I. Der Kläger hat die Bestimmung des zuständigen Gerichts gemäß § 36 Abs. 1 Ziff. 3 ZPO beantragt.

Er macht mit seiner Klage (auch aus abgetretenem Recht) Ansprüche aus einem GmbH-Geschäftsanteils- und Grundstücksübertragungsvertrag geltend, mit dem der Kläger und weitere natürliche Personen letztlich eine Appartementanlage auf X auf die Beklagten übertragen haben. In dem notariell beurkundeten Vertrag (vom 17.04.2018, UR-Nr. ... der Notarin Y) hatten die Parteien Folgendes vereinbart (Abschnitt D § 2 Abs. 2, S.43, Bl. 35 d.A.):

"Ausschließlicher Gerichtsstand für alle Streitigkeiten aus und im Zusammenhang mit diesem Vertrag ist, soweit gesetzlich zulässig, Bremen, Deutschland".
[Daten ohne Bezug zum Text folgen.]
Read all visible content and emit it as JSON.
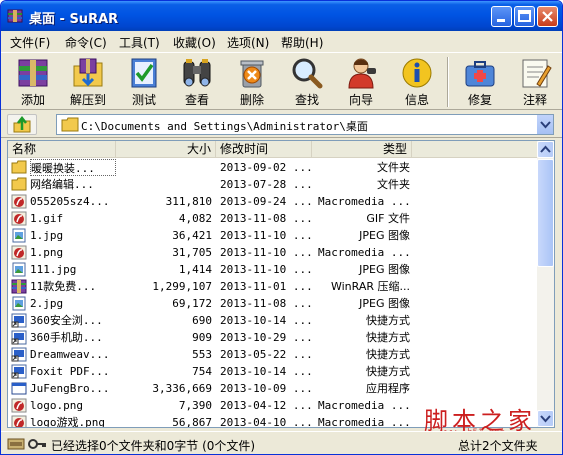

Auf die beim Landgericht Bremen erhobene Klage haben die Beklagten - nach einem Hinweis des Gerichts auf die Unwirksamkeit der Gerichtsstandsvereinbarung - die Zuständigkeit des Landgerichts gerügt.

Der Kläger ist der Auffassung, die Beklagten könnten sich nach den Grundsätzen von Treu und Glauben nicht auf die Unwirksamkeit der Gerichtsstandsvereinbarung berufen, weil § 38 Abs. 1 ZPO den Kläger als Nichtkaufmann schützen wolle, der aber gerade den vereinbarten Gerichtsstand - an dem er auch seinen Wohnsitz hat - in Anspruch nehmen wolle. Als zuständig zu bestimmen sei daher das Landgericht Bremen.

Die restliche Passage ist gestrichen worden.